Ressalta de algum modo que aqueles menos sujeitos à sugestionabilidade extrema têm uma dose de narcisismo saudável e se relacionam com o outro e com o entorno como personagens principais, ou seja, não são personagens secundários no roteiro de suas vidas. Sentir-se um personagem “secundário” alia-se a sentimento de inferioridade, o que constitui um terreno favorável a adesões inconscientes com o intuito de resgatar o valor de uma frágil existência.

Quando surge o líder em tais circunstâncias ele é aclamado como aquele que suprirá os anseios do grupo, carente de afeto e de poder. O líder, por sua vez, investe-se do poder superior e gratifica-se com o amor incondicional. Manipula para alcançar objetivos na maior parte das vezes escusos e ocultos. Dificilmente combateremos a psicopatia: trata-se de salvar os - parcialmente - inocentes. No discurso final do professor Werner: “achamos que éramos especiais, expulsamos os diferentes, fomos longe demais”.

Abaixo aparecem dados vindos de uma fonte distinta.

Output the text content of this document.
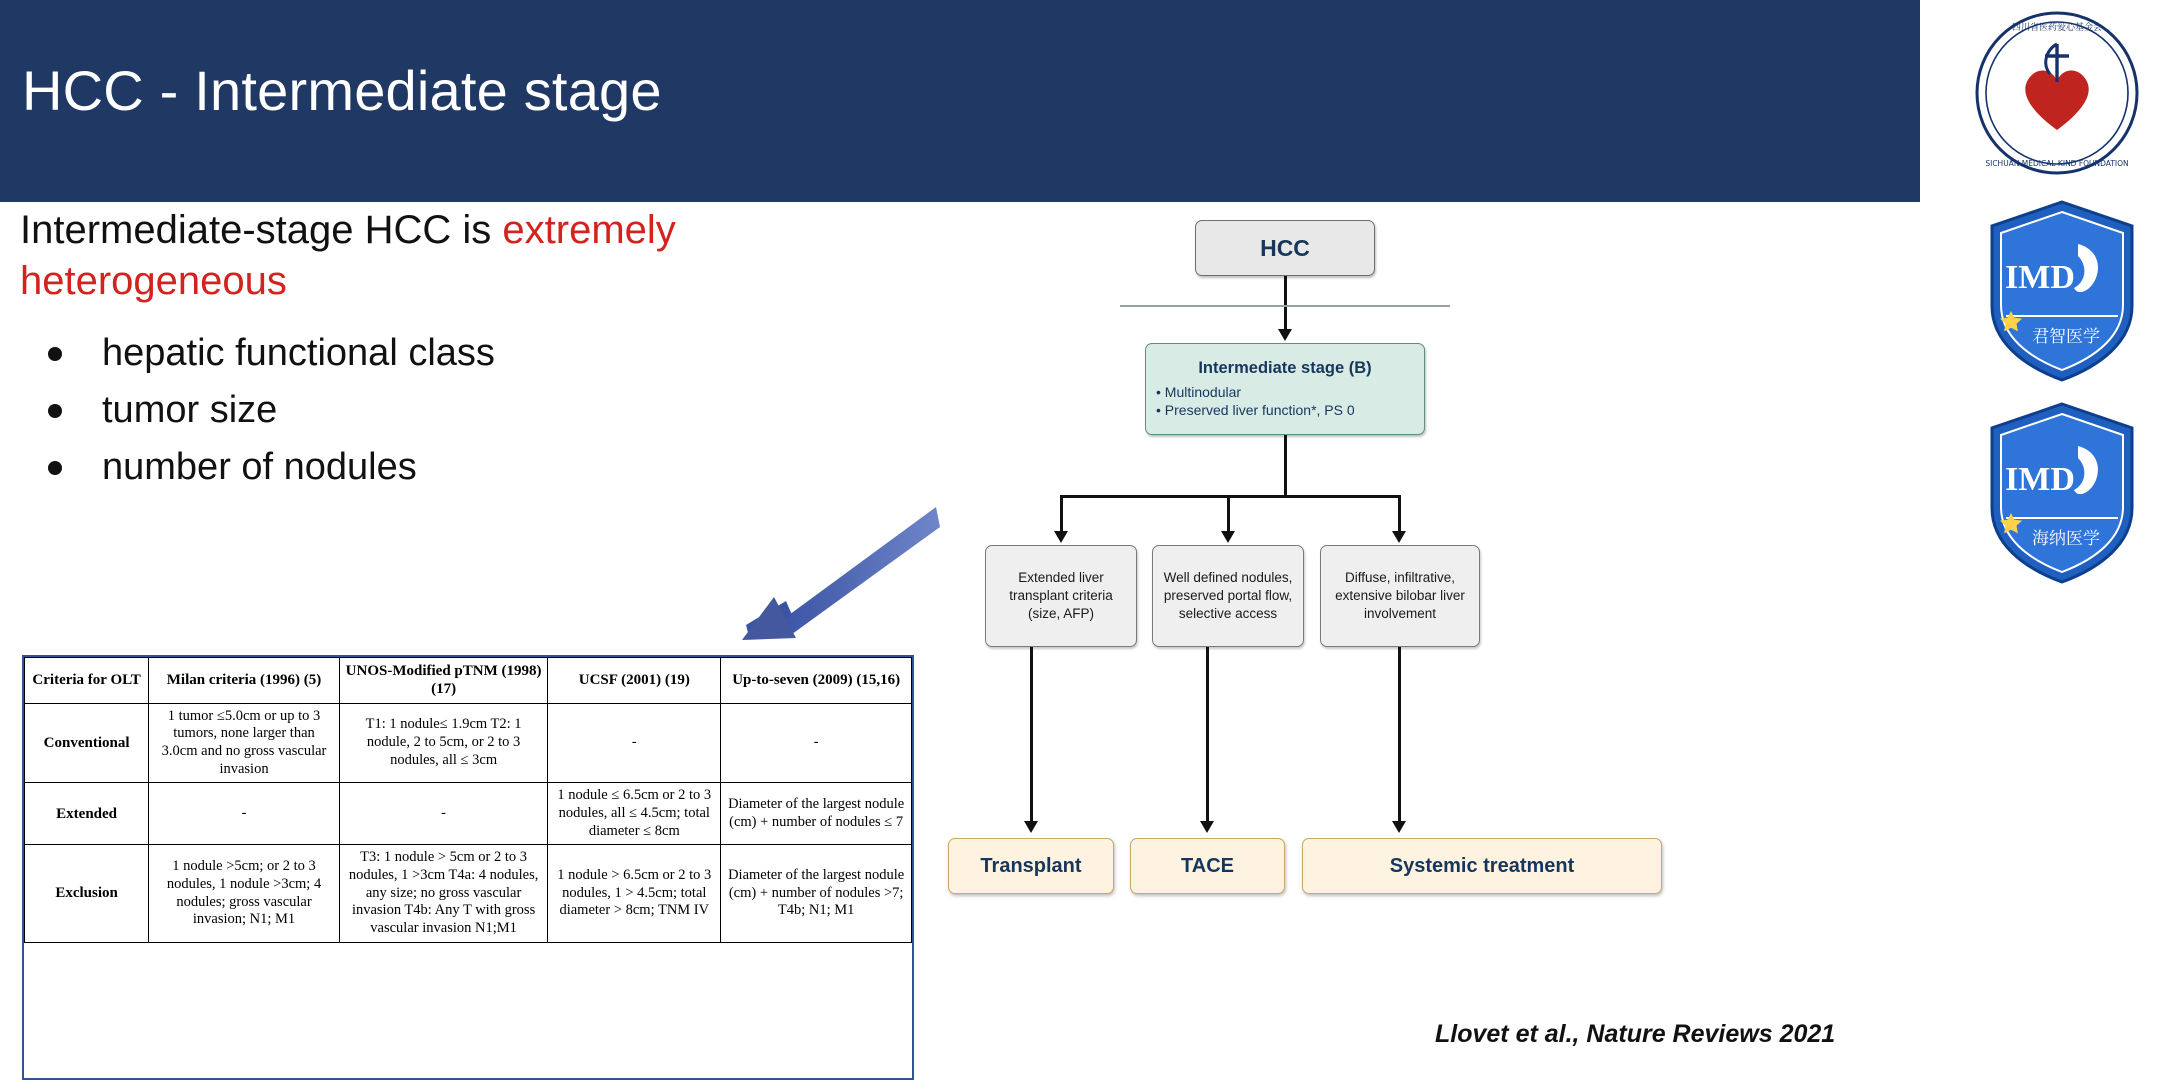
HCC - Intermediate stage
Intermediate-stage HCC is extremely heterogeneous
hepatic functional class
tumor size
number of nodules
Criteria for OLT	Milan criteria (1996) (5)	UNOS-Modified pTNM (1998) (17)	UCSF (2001) (19)	Up-to-seven (2009) (15,16)
Conventional	1 tumor ≤5.0cm or up to 3 tumors, none larger than 3.0cm and no gross vascular invasion	T1: 1 nodule≤ 1.9cm T2: 1 nodule, 2 to 5cm, or 2 to 3 nodules, all ≤ 3cm	-	-
Extended	-	-	1 nodule ≤ 6.5cm or 2 to 3 nodules, all ≤ 4.5cm; total diameter ≤ 8cm	Diameter of the largest nodule (cm) + number of nodules ≤ 7
Exclusion	1 nodule >5cm; or 2 to 3 nodules, 1 nodule >3cm; 4 nodules; gross vascular invasion; N1; M1	T3: 1 nodule > 5cm or 2 to 3 nodules, 1 >3cm T4a: 4 nodules, any size; no gross vascular invasion T4b: Any T with gross vascular invasion N1;M1	1 nodule > 6.5cm or 2 to 3 nodules, 1 > 4.5cm; total diameter > 8cm; TNM IV	Diameter of the largest nodule (cm) + number of nodules >7; T4b; N1; M1
HCC
Intermediate stage (B)
• Multinodular
• Preserved liver function*, PS 0
Extended liver transplant criteria (size, AFP)
Well defined nodules, preserved portal flow, selective access
Diffuse, infiltrative, extensive bilobar liver involvement
Transplant	TACE	Systemic treatment
Llovet et al., Nature Reviews 2021
四川省医药爱心基金会
SICHUAN MEDICAL KIND FOUNDATION
IMD
君智医学
IMD
海纳医学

A ética e a consciência custam, são duras de trilhar; a recompensa nunca é imediata, e parece que estar em paz com si mesmo e com o outro não seja a maior das preocupações das pessoas em geral.

REFERÊNCIAS

BAIR, Deirdre. Jung. A Biography. London: Littele, Brown and Company, 2003.
CANETTI, Elias. Massa e poder. São Paulo: Melhoramentos, 1983.
DIE WELLE. Direção Dennis Gansel. Rat Pack Filproduktion. Germany, 2008. (107 min).
FREUD, Sigmund. Análise das massas e psicologia de Ego. SE 18. STRACHEY, James et al. (Ed) The Standard Edition of the Complete Works of Sigmund Freud. London: The Hogart Press and the Institute of Psychoanalysis, 1953-74.
JUNG, Carl Gustav. Essays on Contemporary Events. In: Civilization in Transition. CW 10. Princeton: Princeton University Press, 1978.
REICH, Wilhelm. Psicologia das massas do fascismo. São Paulo: Martins Fontes, 2001.